DK Science: Chemical Industry
Materials from the chemical industry are all around us. They include chemicals to make paint for cars, plastic for computers, and PHARMACEUTICALS (medicines). Chemical engineers start with cheap, raw (natural) materials, such as PETROCHEMICALS, seawater, and minerals. They separate materials by using physical processes, such as evaporation, and by using chemical reactions. These processes take place in factories, called chemical plants.
The elements that make up salt ? sodium and chlorine ? are used to make paint, soap, fertilizer, detergents, and paper. Salt is collected by evaporating water from a salt solution. In hot countries, seawater is fed into wide, shallow pools called salt pans. The water evaporates in the sun, leaving salt. The salt is then transported to factories all over the world.
At huge chemical plants, in a process called electrolysis, an electric current is passed through brine (concentrated salt water). This breaks up brine into its elements (parts). Chlorine from the salt and hydrogen from the water are released. Sodium and hydroxide ions are left behind, as sodium hydroxide. This alkali is used to make soap, paper, and some pigments. Chlorine is used to make plastics, and hydrogen to make fertilizers.
Many pigments are made using sodium hydroxide. Pigments are coloured compounds (chemical mixtures) that do not dissolve in water. They are fine powders that mix easily to colour paint and printing ink. Modern pigments are made by chemists in huge plants. Pigments are often made by mixing solutions of chemicals. The mixture is filtered, dried, and crushed to a fine powder by a series of heavy rollers.
To make paints, pigments are mixed with a sticky liquid called a binder in huge vats. A chemical called a wetting agent is stirred in by a machine with rotating blades. The wetting agent makes the paint flow easily. Water-based paints use water as their wetting agent. Gloss paints use a chemical called white spirit. When an object is painted, the wetting agent evaporates and the binder hardens.

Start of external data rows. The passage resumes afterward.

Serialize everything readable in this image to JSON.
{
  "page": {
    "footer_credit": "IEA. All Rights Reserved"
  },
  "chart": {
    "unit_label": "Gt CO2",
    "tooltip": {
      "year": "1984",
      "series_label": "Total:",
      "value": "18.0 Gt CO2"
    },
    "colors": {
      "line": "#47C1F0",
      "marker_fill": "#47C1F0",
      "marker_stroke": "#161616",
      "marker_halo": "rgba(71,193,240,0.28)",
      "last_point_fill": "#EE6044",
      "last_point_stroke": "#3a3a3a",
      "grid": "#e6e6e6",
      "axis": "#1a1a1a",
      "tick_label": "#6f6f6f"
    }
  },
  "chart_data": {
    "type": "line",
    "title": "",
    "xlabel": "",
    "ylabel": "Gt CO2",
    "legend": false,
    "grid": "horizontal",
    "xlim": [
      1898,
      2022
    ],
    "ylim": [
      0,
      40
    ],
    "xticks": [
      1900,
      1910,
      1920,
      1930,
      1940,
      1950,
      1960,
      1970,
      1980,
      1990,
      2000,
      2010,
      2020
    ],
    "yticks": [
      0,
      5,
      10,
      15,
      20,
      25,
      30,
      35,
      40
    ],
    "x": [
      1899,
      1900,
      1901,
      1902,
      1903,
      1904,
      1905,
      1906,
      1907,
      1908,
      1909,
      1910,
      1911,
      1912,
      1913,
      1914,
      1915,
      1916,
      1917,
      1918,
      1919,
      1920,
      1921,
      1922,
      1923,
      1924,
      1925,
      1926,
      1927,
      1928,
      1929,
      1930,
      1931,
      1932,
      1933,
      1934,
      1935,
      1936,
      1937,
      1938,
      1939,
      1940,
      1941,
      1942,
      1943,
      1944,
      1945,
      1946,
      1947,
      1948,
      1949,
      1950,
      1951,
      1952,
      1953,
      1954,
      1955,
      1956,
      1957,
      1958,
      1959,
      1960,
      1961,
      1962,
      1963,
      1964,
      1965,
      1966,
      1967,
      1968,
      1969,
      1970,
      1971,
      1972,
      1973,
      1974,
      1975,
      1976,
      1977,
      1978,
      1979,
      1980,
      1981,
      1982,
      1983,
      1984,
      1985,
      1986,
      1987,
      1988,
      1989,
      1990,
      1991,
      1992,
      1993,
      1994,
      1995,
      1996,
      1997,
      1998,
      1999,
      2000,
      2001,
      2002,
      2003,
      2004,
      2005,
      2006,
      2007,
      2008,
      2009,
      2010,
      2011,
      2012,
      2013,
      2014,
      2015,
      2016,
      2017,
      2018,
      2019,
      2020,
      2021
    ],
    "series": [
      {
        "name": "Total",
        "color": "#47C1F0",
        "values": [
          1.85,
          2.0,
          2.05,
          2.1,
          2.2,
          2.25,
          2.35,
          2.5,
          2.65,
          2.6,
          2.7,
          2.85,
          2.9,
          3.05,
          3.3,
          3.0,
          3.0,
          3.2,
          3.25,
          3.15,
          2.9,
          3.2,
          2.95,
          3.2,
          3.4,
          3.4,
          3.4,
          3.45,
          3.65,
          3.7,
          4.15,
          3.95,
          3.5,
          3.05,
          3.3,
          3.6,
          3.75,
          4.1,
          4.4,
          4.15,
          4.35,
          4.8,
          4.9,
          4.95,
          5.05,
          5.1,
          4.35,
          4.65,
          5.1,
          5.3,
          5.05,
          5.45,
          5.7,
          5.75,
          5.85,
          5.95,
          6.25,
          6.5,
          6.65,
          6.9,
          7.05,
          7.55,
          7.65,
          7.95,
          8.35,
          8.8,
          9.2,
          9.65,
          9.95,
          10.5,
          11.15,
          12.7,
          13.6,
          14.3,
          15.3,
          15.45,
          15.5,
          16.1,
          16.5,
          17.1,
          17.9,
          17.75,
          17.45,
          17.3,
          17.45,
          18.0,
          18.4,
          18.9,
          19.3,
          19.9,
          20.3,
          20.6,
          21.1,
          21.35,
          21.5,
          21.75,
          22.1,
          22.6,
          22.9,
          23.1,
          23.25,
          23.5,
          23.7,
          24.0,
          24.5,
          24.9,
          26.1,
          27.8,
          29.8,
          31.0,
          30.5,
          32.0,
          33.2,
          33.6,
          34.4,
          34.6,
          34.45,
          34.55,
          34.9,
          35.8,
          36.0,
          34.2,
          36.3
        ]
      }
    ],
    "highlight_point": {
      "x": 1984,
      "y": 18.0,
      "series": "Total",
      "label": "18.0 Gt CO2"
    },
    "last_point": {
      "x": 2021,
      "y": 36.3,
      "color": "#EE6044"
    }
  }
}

Crude oil is a sticky, dark liquid found under the ground or sea. Each drop of oil contains hundreds of hydrocarbon (hydrogen and carbon) compounds, called petrochemicals. Chemists separate the different hydrocarbons into fractions by heating them at an oil refinery. Thousands of products are made from hydrocarbons.
The pharmaceutical industry creates thousands of medicines to help prevent and fight disease. Chemists create synthetic substances in a laboratory to target specific illnesses. These substances are made artificially by heat and chemical reactions. After thorough testing, the substances are made into medicines.
A research chemist models molecules on a computer. The computer has a large database of how atoms bond and react with each other. This helps the chemist to model a molecule that has the right kind of shape and structure to interact with chemicals inside our bodies. The chemist has in-depth knowledge of a particular illness and the body chemicals involved.
Chemists combine and test thousands of molecules to create compounds for a new medicine. Chemists make and test the compounds in small amounts for three years of laboratory trials. The compounds that show promise and pass safety tests are then tested on people for five years in clinical trials.
After clinical trials, the compounds that treat an illness most successfully are developed into new medicines. Tablets or capsules are a useful way of distributing the medicine because they are easy to store and take. Some capsules have a gelatine coating that dissolves in the stomach, releasing the medicine.